The week that saw the water temperature start to drop and the carp begin to feed heavily. It was rewarding to see some of the anglers take note of exactly where the fish were feeding and use that information to their advantage. It was also interesting to see Oaks go from producing just one fish the previous week to 15 last week, including the biggest of the week at 63lbs. This could easily be related to the bait being used as we see, very regularly that some of the most popular baits done work well out here. I’m pleased to report that every one of the 8 anglers caught at least one carp over 40lbs and the total catch was 59 carp, which included 19 forties, 2 fifties and 2 sixties. Well angled fellas.

3rd September 2019

 I must admit that I wasn’t expecting to be adding to the blog this quickly but last night’s captures prove just how quickly the situation can swing. I mentioned in my last post that the area in front of Oaks and Royal Box hadn’t produced anything of note during last week but had banked Pipesmoker at 60lbs on Saturday night. It continues to produce the goods and while Royal Box banked Pipesmoker, last night it was Oaks turn to shine with a double pick up made up of a 47lbs mirror and “Peach” at 63lbs. Both fish look in stunning condition and the recent history of the Peach is worth recounting.
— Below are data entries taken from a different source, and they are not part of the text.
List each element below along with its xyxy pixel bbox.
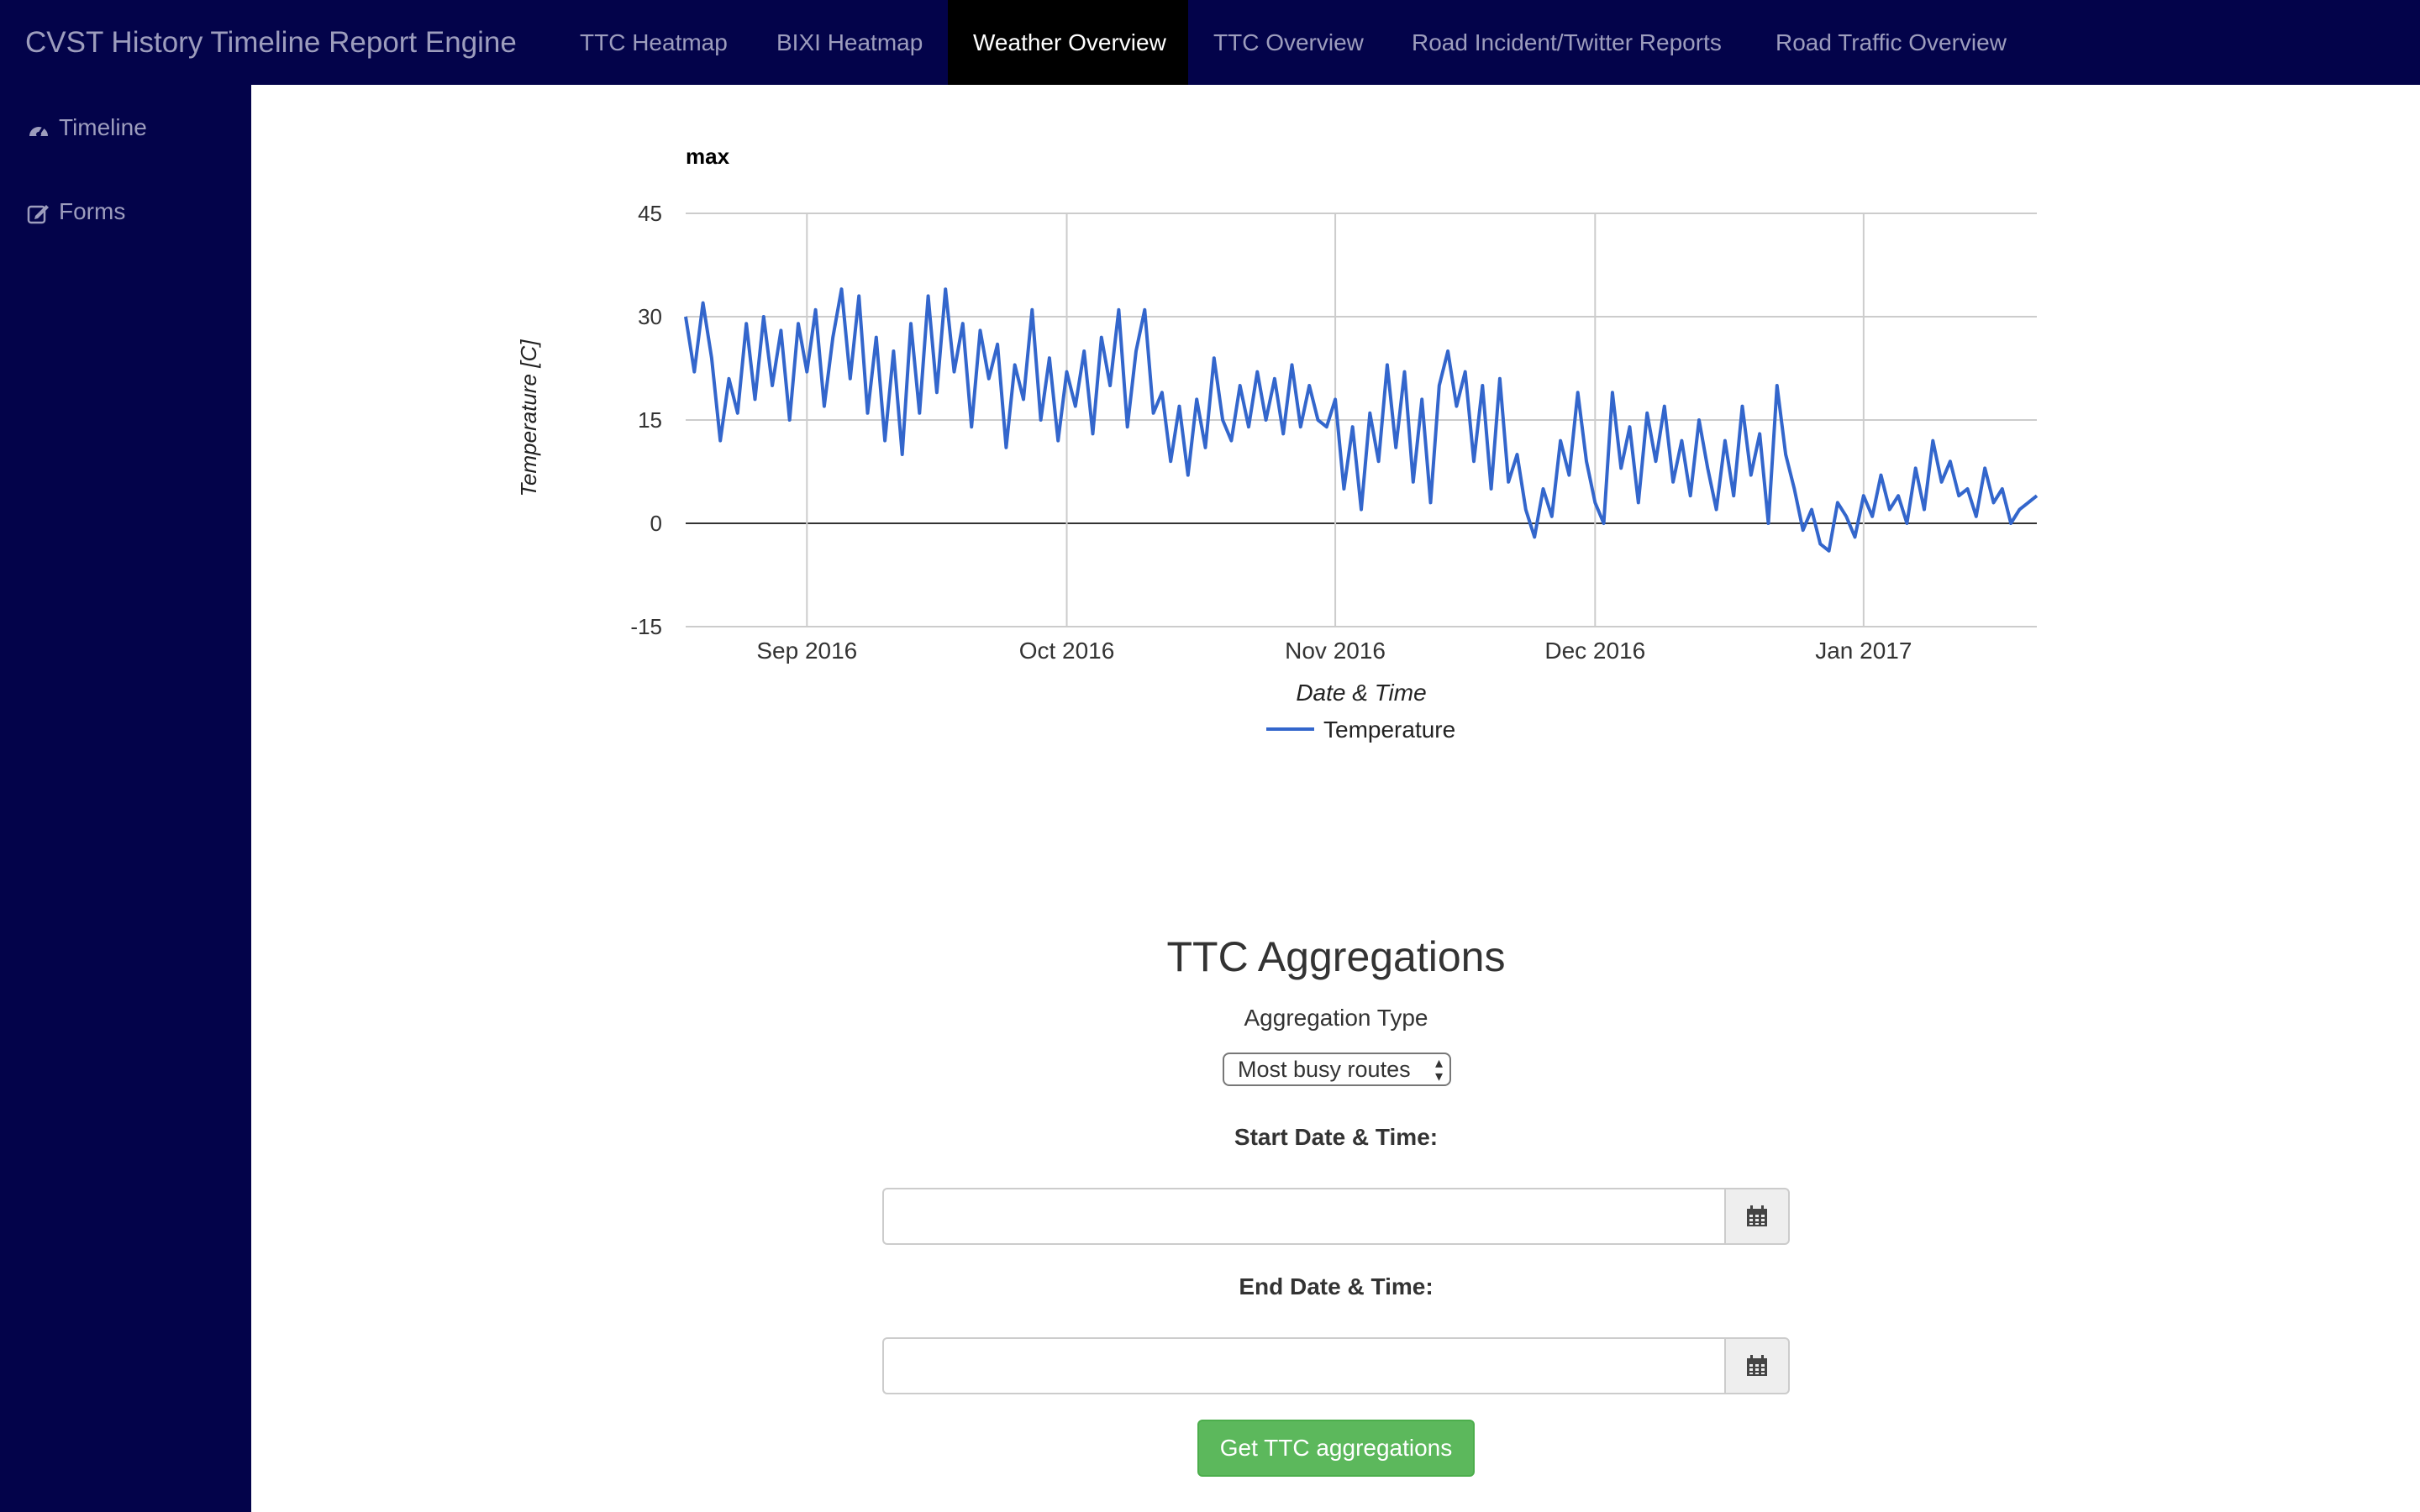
nav-road-incident-twitter[interactable]: Road Incident/Twitter Reports <box>1386 0 1747 85</box>
nav-ttc-overview[interactable]: TTC Overview <box>1188 0 1389 85</box>
calendar-icon <box>1747 1205 1767 1226</box>
aggregation-type-label: Aggregation Type <box>1244 1005 1428 1031</box>
nav-bixi-heatmap[interactable]: BIXI Heatmap <box>751 0 948 85</box>
calendar-icon <box>1747 1355 1767 1376</box>
x-tick-label: Nov 2016 <box>1285 638 1386 664</box>
edit-icon <box>27 204 49 223</box>
x-tick-label: Jan 2017 <box>1815 638 1912 664</box>
y-tick-label: -15 <box>630 614 662 639</box>
end-calendar-button[interactable] <box>1724 1337 1790 1394</box>
top-navbar: CVST History Timeline Report Engine TTC … <box>0 0 2420 85</box>
y-tick-label: 30 <box>638 304 662 329</box>
start-calendar-button[interactable] <box>1724 1188 1790 1245</box>
x-tick-label: Oct 2016 <box>1019 638 1115 664</box>
end-datetime-label: End Date & Time: <box>1239 1273 1434 1299</box>
x-tick-label: Dec 2016 <box>1544 638 1645 664</box>
x-axis-label: Date & Time <box>1296 680 1426 706</box>
chart-legend: Temperature <box>1266 717 1455 743</box>
nav-road-traffic-overview[interactable]: Road Traffic Overview <box>1750 0 2032 85</box>
select-arrows-icon: ▴ ▾ <box>1434 1054 1443 1084</box>
start-datetime-label: Start Date & Time: <box>1234 1124 1439 1150</box>
y-axis-label: Temperature [C] <box>516 339 541 497</box>
y-tick-label: 15 <box>638 407 662 433</box>
y-tick-label: 0 <box>650 511 662 536</box>
start-datetime-input[interactable] <box>882 1188 1724 1245</box>
sidebar-item-timeline[interactable]: Timeline <box>27 111 147 144</box>
nav-ttc-heatmap[interactable]: TTC Heatmap <box>555 0 753 85</box>
chart-title: max <box>686 144 730 169</box>
dashboard-icon <box>29 125 48 137</box>
end-datetime-input[interactable] <box>882 1337 1724 1394</box>
sidebar-item-label: Timeline <box>59 114 147 140</box>
sidebar: Timeline Forms <box>0 85 251 1512</box>
aggregation-type-select[interactable]: Most busy routes ▴ ▾ <box>1223 1053 1451 1086</box>
ttc-aggregations-title: TTC Aggregations <box>1166 933 1506 980</box>
y-tick-label: 45 <box>638 201 662 226</box>
start-datetime-group <box>882 1188 1790 1245</box>
end-datetime-group <box>882 1337 1790 1394</box>
nav-weather-overview[interactable]: Weather Overview <box>948 0 1188 85</box>
get-ttc-aggregations-button[interactable]: Get TTC aggregations <box>1197 1420 1475 1477</box>
sidebar-item-forms[interactable]: Forms <box>27 195 125 228</box>
sidebar-item-label: Forms <box>59 198 126 224</box>
x-tick-label: Sep 2016 <box>756 638 857 664</box>
brand-title[interactable]: CVST History Timeline Report Engine <box>25 0 517 85</box>
aggregation-type-value: Most busy routes <box>1238 1057 1411 1082</box>
temperature-chart: max 45 30 15 0 -15 Sep 2016 Oct 2016 Nov 2016 D… <box>516 144 2039 743</box>
legend-label-temperature: Temperature <box>1323 717 1455 743</box>
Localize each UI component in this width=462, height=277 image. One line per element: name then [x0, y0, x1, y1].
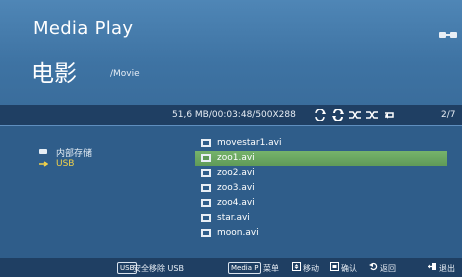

She achieved her biggest ever weight of 67lbs 3oz on 25th April 2019 when she was full of swollen eggs and ready to spawn. She was then caught again on 24th June, after spawning, at an empty weight of 54lbs 3oz, so 13lbs of spawn had been shed during the extended, and very hot, spawning period. 10 weeks later and still during the ridiculously hot summer, she has managed to regain 9 of those lost pounds. As I said before, these big girls can easily gain 2lbs+ per week as the water cools during autumn and, potentially, we have 10 “growing” weeks remaining before the season ends. In theory that could equate to a 20lbs increase in weight but, being realistic, that is very unlikely to happen but I’m expecting her, at about 16 years old, to be approaching 70lbs at the end of this year or next spring. Fantastic to see another fish that has been born in the lake since we bought it, heading for these massive milestones.